Formerly, I would have pleaded with her, and then perhaps have been mean and vindictive. Not now. Now I am going to try to work through this. I fully respect her reasons and decision. Unfortunately I do not agree with them. It’s just that it had been so long since I had met anyone like her. I wish I could say, lesson learned, but I know myself too well.

More frustrating, is that I believe there truly was something, some kind of spiritual connection. I cherished our limited time together and hung on her every word. Our conversations would cause me to reassess parts of myself that I had long since forgotten or neglected or not dared visit for fear of what I might find there. She made me feel like I mattered and she made me feel special. No easy feat considering the ashes that I have been trying to rise out of. She made me smile, and she truly brightened my dimly lit soul. It’s much harder to smile now.

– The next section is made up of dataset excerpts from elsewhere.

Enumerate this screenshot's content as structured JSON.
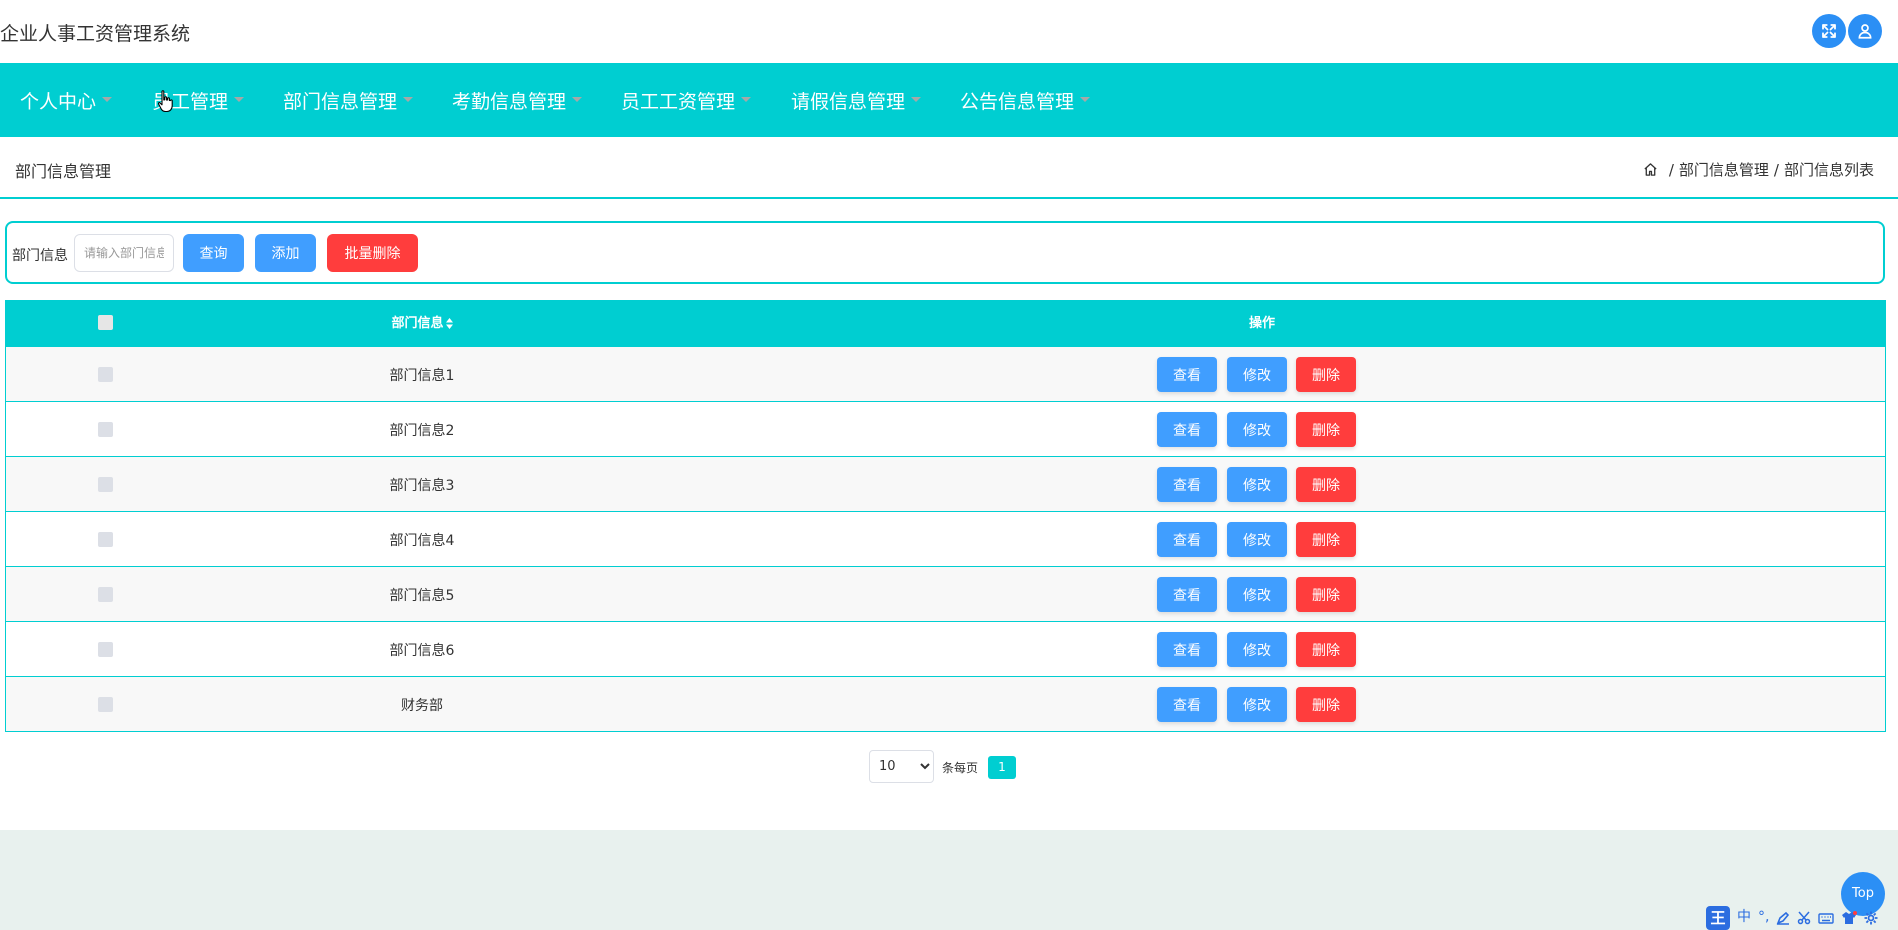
{
  "app": {
    "title": "企业人事工资管理系统"
  },
  "header": {
    "fullscreen_icon": "expand-icon",
    "user_icon": "user-icon"
  },
  "nav": {
    "items": [
      {
        "label": "个人中心"
      },
      {
        "label": "员工管理"
      },
      {
        "label": "部门信息管理"
      },
      {
        "label": "考勤信息管理"
      },
      {
        "label": "员工工资管理"
      },
      {
        "label": "请假信息管理"
      },
      {
        "label": "公告信息管理"
      }
    ]
  },
  "page": {
    "title": "部门信息管理",
    "breadcrumb": {
      "items": [
        "部门信息管理",
        "部门信息列表"
      ],
      "separator": "/"
    }
  },
  "search": {
    "label": "部门信息",
    "placeholder": "请输入部门信息",
    "value": "",
    "query_label": "查询",
    "add_label": "添加",
    "batch_delete_label": "批量删除"
  },
  "table": {
    "headers": {
      "name": "部门信息",
      "actions": "操作"
    },
    "rows": [
      {
        "name": "部门信息1"
      },
      {
        "name": "部门信息2"
      },
      {
        "name": "部门信息3"
      },
      {
        "name": "部门信息4"
      },
      {
        "name": "部门信息5"
      },
      {
        "name": "部门信息6"
      },
      {
        "name": "财务部"
      }
    ],
    "actions": {
      "view": "查看",
      "edit": "修改",
      "delete": "删除"
    }
  },
  "pagination": {
    "page_size": "10",
    "page_size_options": [
      "10"
    ],
    "per_page_label": "条每页",
    "current_page": "1"
  },
  "float": {
    "top_label": "Top"
  },
  "ime": {
    "logo": "王",
    "mode": "中",
    "punct": "°,",
    "icons": [
      "pen-icon",
      "scissors-icon",
      "keyboard-icon",
      "shirt-icon",
      "gear-icon"
    ]
  },
  "colors": {
    "primary": "#00ced1",
    "button_blue": "#409eff",
    "button_red": "#ff3d3d",
    "icon_blue": "#2b8ff5"
  }
}
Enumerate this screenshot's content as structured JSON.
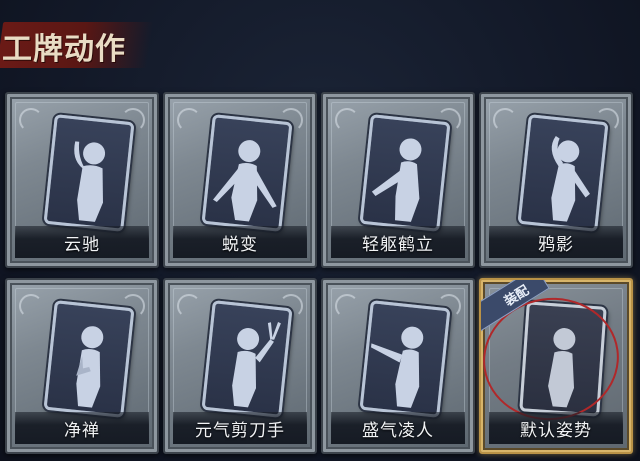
{
  "header": {
    "title": "工牌动作"
  },
  "cards": [
    {
      "label": "云驰",
      "pose": "hand-raised-left",
      "equipped": false
    },
    {
      "label": "蜕变",
      "pose": "arms-out",
      "equipped": false
    },
    {
      "label": "轻躯鹤立",
      "pose": "arm-out-left",
      "equipped": false
    },
    {
      "label": "鸦影",
      "pose": "hand-on-head",
      "equipped": false
    },
    {
      "label": "净禅",
      "pose": "hand-chest",
      "equipped": false
    },
    {
      "label": "元气剪刀手",
      "pose": "peace-sign",
      "equipped": false
    },
    {
      "label": "盛气凌人",
      "pose": "point-left",
      "equipped": false
    },
    {
      "label": "默认姿势",
      "pose": "standing",
      "equipped": true,
      "badge": "装配"
    }
  ],
  "colors": {
    "background": "#121827",
    "title_banner": "#6b1a16",
    "equipped_border": "#d8b56a",
    "highlight_circle": "#b0282a",
    "badge": "#3b4a6a"
  }
}
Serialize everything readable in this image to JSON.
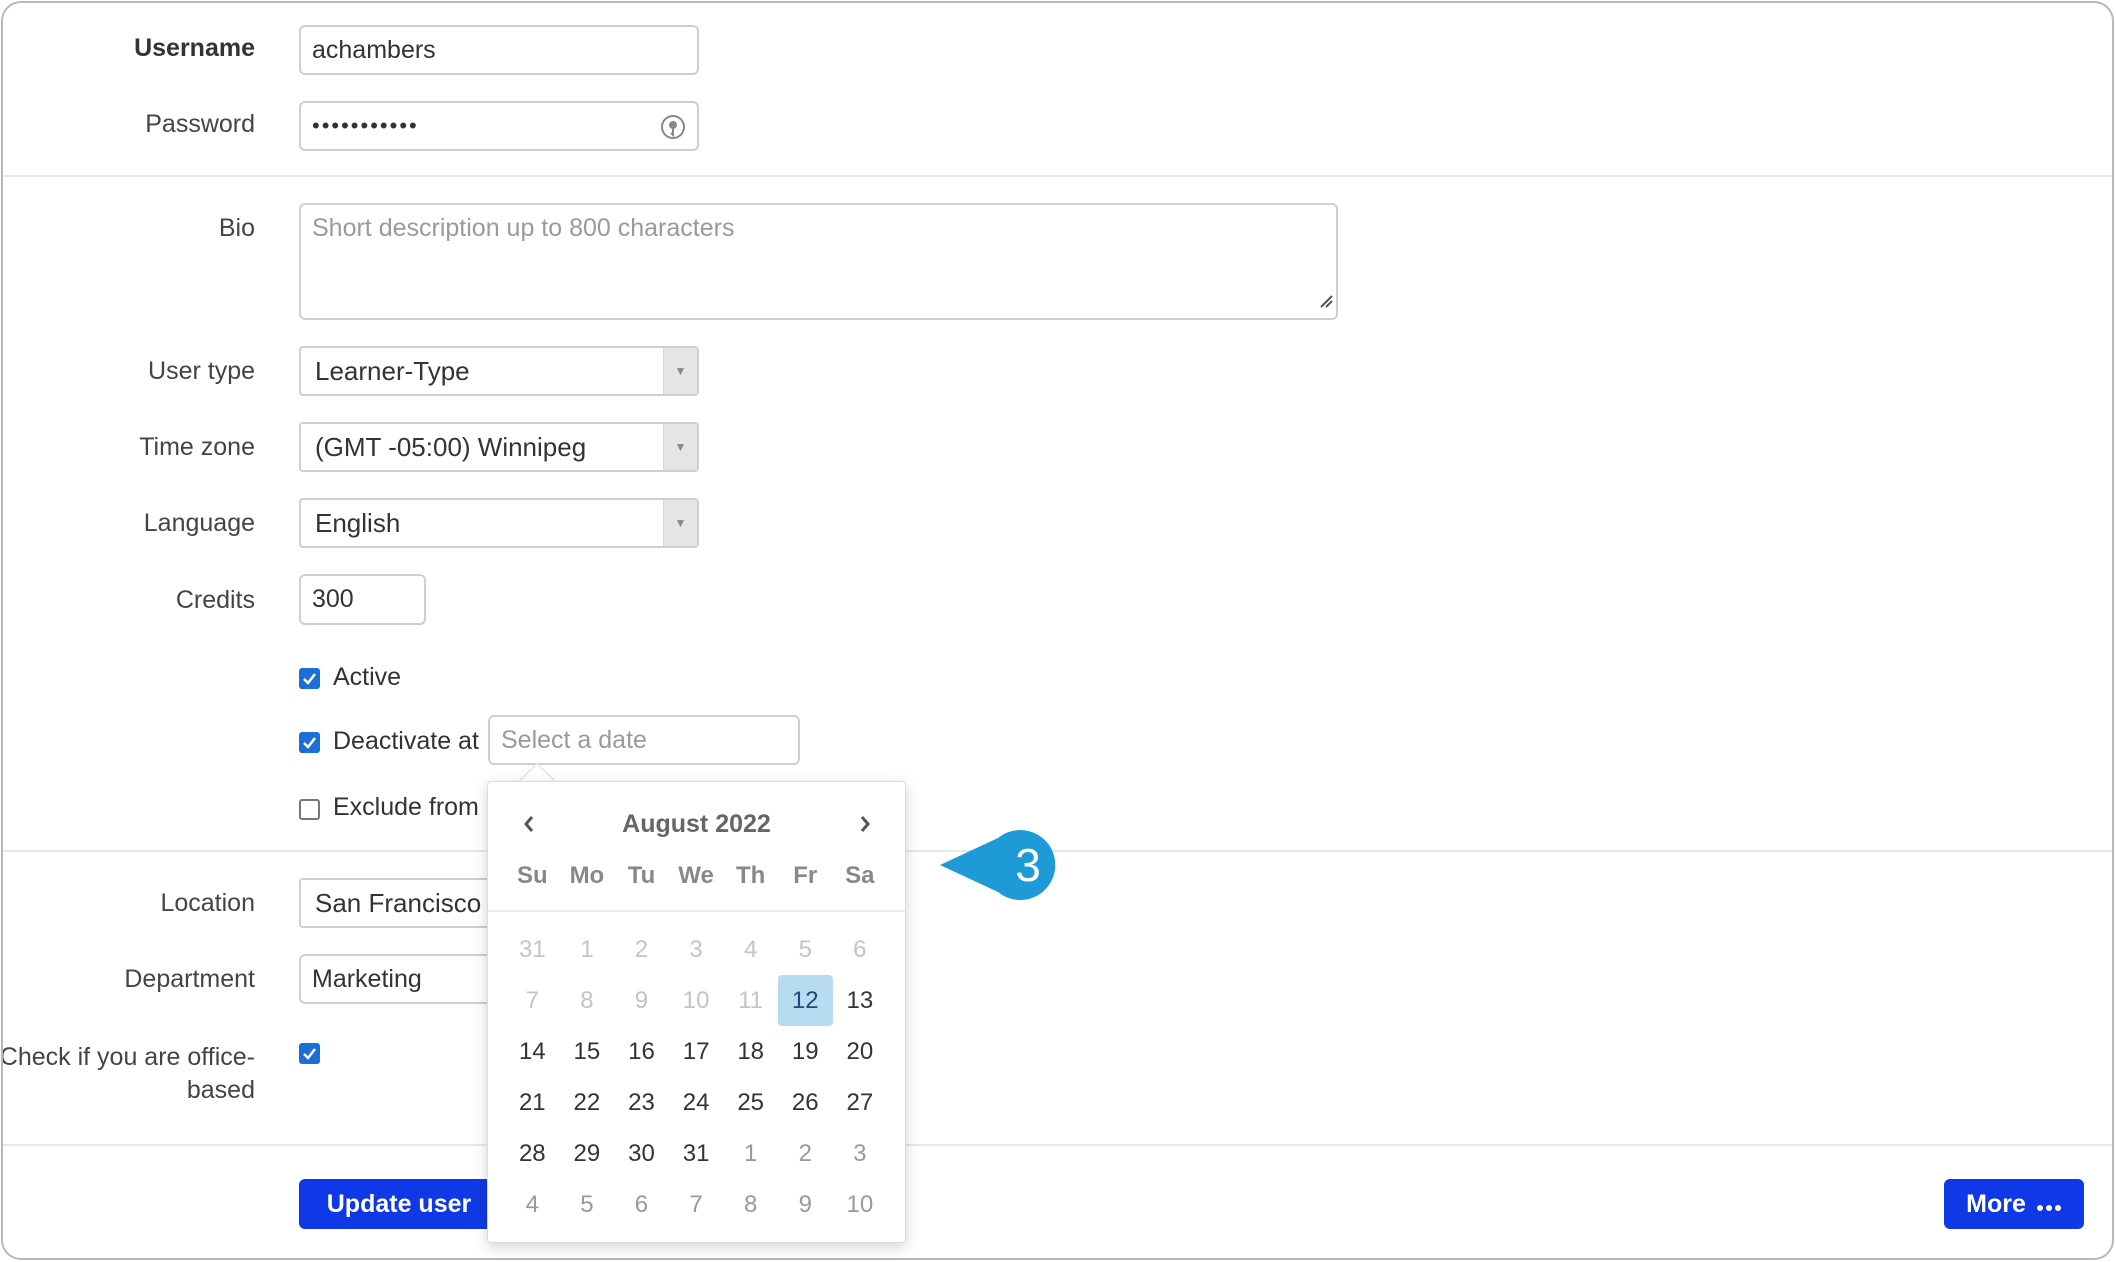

Thursday, November 01, 2007

Not so fast, Mister!!!!!


I am a mess. I just spent the last three hours driving in the country on a somewhat pointless real estate and nursery junket. I did not sleep last night and my head is reeling. I look like shit, I feel like shit and in my mind, I am shit. I thought the drive would do me good, but I think it just made matters worse. It was beautiful. A beautiful fall day, with reds, browns, yellows, and blues. Especially blues, lots of blues. Being alone in the middle of nowhere used to really do me justice as my head would clear and the thoughts firing through my mind would slow down. Typically, I could make sense of things. Those days seem to be gone. My son is a mess, and I do not know what to do about it. I know for certain that moving back is not the healthy response, but it seems to be the right response. What if I were to keep him longer in the summer? What if I were to seek additional custody? I am sure that she would do her best to crush me and my wishes in an extremely litigious ruthless fashion, so that is probably off the board. What about the progress I have been making? Do I just throw it away? It has taken me a long time to get to this point; can I legitimately just throw it away? I feel so incredibly selfish, so small, and so hypocritical. How am I ever going to justify this? I freely offer advice and pearls of my limited wisdom to friends and acquaintances while at the same time just absolutely floundering in my own ineptitude and inadequacies. If life is this wonderful ride of ups and downs why am I constantly the one with the spins?

Closure?


When she could bring herself to look at me, I could see it in her eyes. Or more aptly, I couldn’t see it in her eyes. There was nothing there; no glimmer, no light, no hope, no cares, nothing. What was once between us seems to be dead, or at least hibernating. Even I, 135 lbs of hate, love, and raw emotion, could not conjure up any intensity toward her. Positive or negative, I just didn’t have the heart. It was not worth it. Surely, my eyes welled as I left them and it hurt as bad or worse as it always does, but nothing towards her. Is this what all the bullshit seers and barstool philosophers mean by “time heals all wounds”? In my mind, time has healed nothing. She put me out. The wounds are just as raw and exposed and painful as they have ever been. It is just that I have lost the will to battle, to care, to put MYSELF out there any more to be abused, disappointed, shot down, diminished, debased, and otherwise ruined emotionally. Am I right in acting this way? Should I give up the fight to reunite the family this easily? Shit, it’s only been around 4 years. I could probably rally for another decade of bitterness, vindictiveness, and self-pity, but who wins with that formula other than the local bar owners and their staff. There are times that I still want to scream her name and I still want her to understand that I am different now, but not to her face. I am comfortable letting those situations play themselves out in what is left of my mind. They hurt just as much there and as an added benefit, I can fantasize that they actually make sense and that she sees my point and that the family is back together, and that the good guys win in the end and that the sun rises tomorrow more brightly than it ever has.